Agnieszko bardzo Cię podziwiam,
życząc uśmiechu na twarzy każdego dnia,
podziwiam za ogrom wiary i siły woli.

Taki bagaż doświadczeń (dla czytającego) dodaje otuchy i wiary, że mimo czarnych chmur nadchodzi dzień, że zaświeci słońce. Potrzebne są ludziom takie doświadczenia innych, ponieważ sami stając w konfrontacji z jakąś tragedią pamiętamy, że są inni, którzy mimo dramatu, odnaleźli jednak siłę i wolę walki oraz, że jednak można przezwyciężyć to co na początku nas "zabija."

Bóg posługuje się samotnością by nauczyć ludzi poczucia wspólnoty z innymi. Posługuje się gniewem by pokazać nam jak wielkie jest dobrodziejstwo spokoju. Bóg posługuje się ciszą by wzbudzić w nas odpowiedzialność za słowa. Chorobami przywołuje błogosławieństwo, jakie niesie nam zdrowie. Bóg przywołuje śmierć by podkreślić i pokazać nam wagę życia.

Często jest tak, że opuszcza nas wiara, bywają chwile, że znikąd nie widzimy nadziei. Wtedy rodzi się w nas pytanie: - czy mój wysiłek jest cokolwiek wart? ale nie słychać znikąd odpowiedzi.

Każdy musi szukać odpowiedzi w sobie, w swoim sercu. Jezus przeżywał podobny etap w swoim życiu, by móc dotrzeć do swego człowieczeństwa. "Niech mnie ominie ten kielich" - powiedział Jezus On także utracił wiarę i odwagę, lecz się nie poddał, szedł dalej. Tak każdy z nas idzie czasami przed siebie bez wiary, ale idzie i wiara w nim odżywa.

AMMY

Agnieszko,
jesteś błogosławiona,
Twoje prośby zostały wysłuchane przez Boga.
Twoje stare życie umarło.

Chociaż spędziłaś dużo dni w mroku
to jednak narodziłaś się od nowa.
Dostałaś WIELKI DAR
- Miłość Żywego Boga,
dał ci moc i stale cię wzmacnia.

I oto Twoja historia,
przeżyłaś wiele
ale udowodniłaś swoją potężną wiarą
..., że niemożliwe stało się rzeczą możliwą!

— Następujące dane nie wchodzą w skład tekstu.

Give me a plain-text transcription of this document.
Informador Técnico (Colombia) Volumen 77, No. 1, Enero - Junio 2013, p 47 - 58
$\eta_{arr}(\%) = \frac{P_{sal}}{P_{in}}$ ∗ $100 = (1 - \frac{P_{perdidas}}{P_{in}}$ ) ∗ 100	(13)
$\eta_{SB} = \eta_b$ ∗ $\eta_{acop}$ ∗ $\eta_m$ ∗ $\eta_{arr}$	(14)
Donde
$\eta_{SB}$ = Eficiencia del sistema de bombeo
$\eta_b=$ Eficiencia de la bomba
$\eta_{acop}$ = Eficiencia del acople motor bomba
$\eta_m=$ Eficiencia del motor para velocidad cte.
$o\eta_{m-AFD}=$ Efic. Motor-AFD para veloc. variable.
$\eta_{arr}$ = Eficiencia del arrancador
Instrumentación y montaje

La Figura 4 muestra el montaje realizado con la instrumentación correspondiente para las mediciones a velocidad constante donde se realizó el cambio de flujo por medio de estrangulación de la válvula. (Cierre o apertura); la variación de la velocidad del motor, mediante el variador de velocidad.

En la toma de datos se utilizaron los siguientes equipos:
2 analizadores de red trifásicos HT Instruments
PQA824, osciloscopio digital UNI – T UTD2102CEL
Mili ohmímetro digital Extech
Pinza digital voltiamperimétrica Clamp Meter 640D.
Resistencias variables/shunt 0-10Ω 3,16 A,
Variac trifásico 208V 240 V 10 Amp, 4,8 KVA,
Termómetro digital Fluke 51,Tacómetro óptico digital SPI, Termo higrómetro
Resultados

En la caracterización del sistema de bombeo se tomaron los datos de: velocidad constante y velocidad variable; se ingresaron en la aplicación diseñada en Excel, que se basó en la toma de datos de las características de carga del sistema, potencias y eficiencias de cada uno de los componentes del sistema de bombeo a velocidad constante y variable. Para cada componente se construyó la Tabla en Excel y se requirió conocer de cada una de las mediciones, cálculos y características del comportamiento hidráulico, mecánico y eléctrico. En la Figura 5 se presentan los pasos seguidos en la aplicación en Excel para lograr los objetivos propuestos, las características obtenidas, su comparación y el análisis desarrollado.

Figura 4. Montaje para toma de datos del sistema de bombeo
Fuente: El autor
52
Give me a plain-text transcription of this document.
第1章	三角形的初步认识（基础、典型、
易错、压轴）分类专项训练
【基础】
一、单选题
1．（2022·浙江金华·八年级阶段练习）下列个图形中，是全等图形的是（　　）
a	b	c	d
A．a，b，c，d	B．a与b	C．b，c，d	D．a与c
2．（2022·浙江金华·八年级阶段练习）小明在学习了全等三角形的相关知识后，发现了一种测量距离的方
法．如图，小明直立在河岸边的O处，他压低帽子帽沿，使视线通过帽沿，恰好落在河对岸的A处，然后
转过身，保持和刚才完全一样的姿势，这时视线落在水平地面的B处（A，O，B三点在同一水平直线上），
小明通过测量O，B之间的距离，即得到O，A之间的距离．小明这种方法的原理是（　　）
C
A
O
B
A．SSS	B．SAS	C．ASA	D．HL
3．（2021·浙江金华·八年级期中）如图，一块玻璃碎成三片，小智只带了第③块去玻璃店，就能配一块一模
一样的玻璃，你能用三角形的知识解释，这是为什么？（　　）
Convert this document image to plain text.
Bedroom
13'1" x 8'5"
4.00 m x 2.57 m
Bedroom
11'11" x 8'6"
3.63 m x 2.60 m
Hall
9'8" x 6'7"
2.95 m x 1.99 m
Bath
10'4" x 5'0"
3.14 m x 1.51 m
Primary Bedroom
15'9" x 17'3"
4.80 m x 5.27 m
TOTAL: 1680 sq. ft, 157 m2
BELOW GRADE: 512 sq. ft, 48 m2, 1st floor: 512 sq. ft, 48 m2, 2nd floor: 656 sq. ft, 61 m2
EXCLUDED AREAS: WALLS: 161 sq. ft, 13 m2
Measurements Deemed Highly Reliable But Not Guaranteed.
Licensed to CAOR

Dlatego módlmy się nieustannie
... Ojcze, któryś jest w niebie
- Ojcze Życia i Dawco Miłości...


Módlmy się za cały świat i za każdego człowieka,
który podobnie jak Agnieszka szuka dzisiaj dla siebie ratunku,
za wszystkich ludzi, za wszystkie narody, różne kultury i rasy.

I przekazuję słowa Jezusa:

Pokój zostawiam wam,
pokój wam daję
nie tak jak daje świat,
ja wam daję ...

(Ew. Jana 14:27)

Tą drogą dziękuję wszystkim, którzy przez długie miesiące wspierali Agnieszkę swoimi modlitwami I proszę abyście nie spoczywali, nadal razem trwajmy w modlitwie.